Yes, I’ll weave a lei for your boat

24 01 2023

On Chinese (Lunar) New Year’s Day, one is not to do any work, but I didn’t mind creating something new for a gentleman who asked if I could make a lei for his boat being launched that day.

I enjoy making fresh lei, and my crew and I have made scores of the garlands for yachts that have finished trans Pacific crossings.

So I gathered the materials from my garden: green ti leaves, alaheʻe (native mock orange), kupukupu fern, and cherry.

They didn’t really need any cleaning. A quick rinse with water and trimming off the stems from the ti was enough.

I made the lei wili style—“wili” means to wind—using 924 (24 gauge) paddle wire from the floral crafts store.

We had agreed on a price for an eight-foot length, but I wanted to use all the material I picked, so the lei became ten feet long.

It was a gorgeous January day, and I was able to meet the customer at 2 pm at the Kaneohe Yacht Club bar. “I’ll be the one with the big lei,” I said.

As you can see, the lei fit perfectly, and the customer gave me a tip. That’s what I mean by “gentleman.”

Welina mai kāua e “Seas the Day”! I hope you catch lots of fish!

Love,

Rebekah





Behold the wreath makers

16 12 2017

For many years now, about ten days before Christmas, I offer a wreath-making workshop for Kaneohe Yacht Club members, their guests, and my guests. Besides having a merry time with ti leaves and tropical flowers from the garden, it is a way for me to train and recruit lei makers for the summers when the Club hosts the arriving yachts in the Pacific Cub yacht race from San Francisco.

More than a dozen people came this morning, and as you can see from the photos, their designs are impressive. They were so tickled with their handiwork and having their pictures taken.

Fashioning fresh green wreaths for Christmas

Representatives of The Fleming Family: Bridget, Joan, and Leslie

Audrey Chang and Noma McLellan

Table decoration

Laurie Kim came with Bonnie Leong

April Nottage and Dana Nottage





Hawaiian garland for the holidays

10 12 2011

In Hawaii we are fortunate to grow gardens with flowers and foliage to decorate our homes and adorn ourselves the year ’round. I’ve started to show others how to craft holiday garlands, such as Christmas wreaths, table centerpieces, hostess gifts, and swags.

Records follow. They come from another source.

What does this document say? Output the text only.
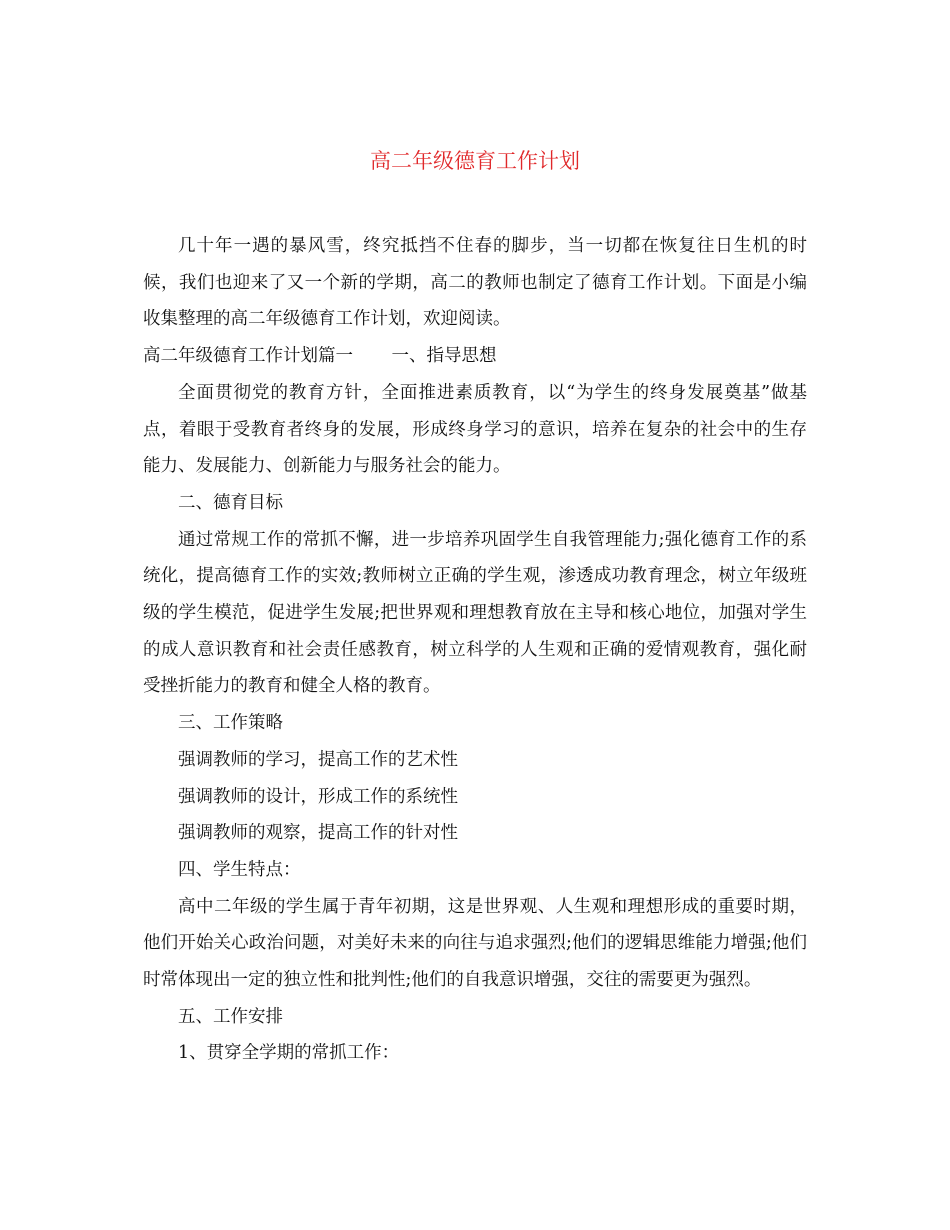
高二年级德育工作计划

几十年一遇的暴风雪，终究抵挡不住春的脚步，当一切都在恢复往日生机的时候，我们也迎来了又一个新的学期，高二的教师也制定了德育工作计划。下面是小编收集整理的高二年级德育工作计划，欢迎阅读。

高二年级德育工作计划篇一 一、指导思想

全面贯彻党的教育方针，全面推进素质教育，以“为学生的终身发展奠基”做基点，着眼于受教育者终身的发展，形成终身学习的意识，培养在复杂的社会中的生存能力、发展能力、创新能力与服务社会的能力。

二、德育目标

通过常规工作的常抓不懈，进一步培养巩固学生自我管理能力;强化德育工作的系统化，提高德育工作的实效;教师树立正确的学生观，渗透成功教育理念，树立年级班级的学生模范，促进学生发展;把世界观和理想教育放在主导和核心地位，加强对学生的成人意识教育和社会责任感教育，树立科学的人生观和正确的爱情观教育，强化耐受挫折能力的教育和健全人格的教育。

三、工作策略

强调教师的学习，提高工作的艺术性

强调教师的设计，形成工作的系统性

强调教师的观察，提高工作的针对性

四、学生特点：

高中二年级的学生属于青年初期，这是世界观、人生观和理想形成的重要时期，他们开始关心政治问题，对美好未来的向往与追求强烈;他们的逻辑思维能力增强;他们时常体现出一定的独立性和批判性;他们的自我意识增强，交往的需要更为强烈。

五、工作安排

1、贯穿全学期的常抓工作：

Today some of us gathered at the yacht club in Kaneohe to put the decorations together. It’s a fairly easy method adapted from the Hawaiian wili style of lei making. We substituted wire for natural fiber used to whip the plant material together, and we omitted a separate backing that is unnecessary because the stiff stems of ti leaves are sufficient foundation.

This fresh wreath is made of green ti, red ti, laua‘e, and song-of-India leaves. Red and pink ginger blossoms offer pops of complementary colors. A big bow completes my creation.

Just in time for the holidays: handcrafted decorations from our gardens

Copyright 2011 Rebekah Luke




Green and healing

15 07 2011

The Transpac yacht race is nearing the finish line, and I’ll be delivering some boat lei today. But first I have to make them. One is 20 feet long! I gathered the lauae yesterday afternoon from my patch.

Lauae patch

This morning while it’s cool I’m picking the ti leaves. I’ll be putting the lei together all day long. The boats, racing from Los Angeles, finish at Diamond Head buoy and then cruise into Ala Wai Boat Harbor in Waikiki. The first boats have already finished, so I’d better get busy.

Then, tomorrow from 9 to 2 I’m giving Reiki sessions at the Kaneohe Yacht Club Green Market Day while DH, Miss Marvelous’s mom and family will be showing folks how to make a ti leaf lei. We’ll be in the longhouse.

Ti leaves. Easy to grow, and so many uses!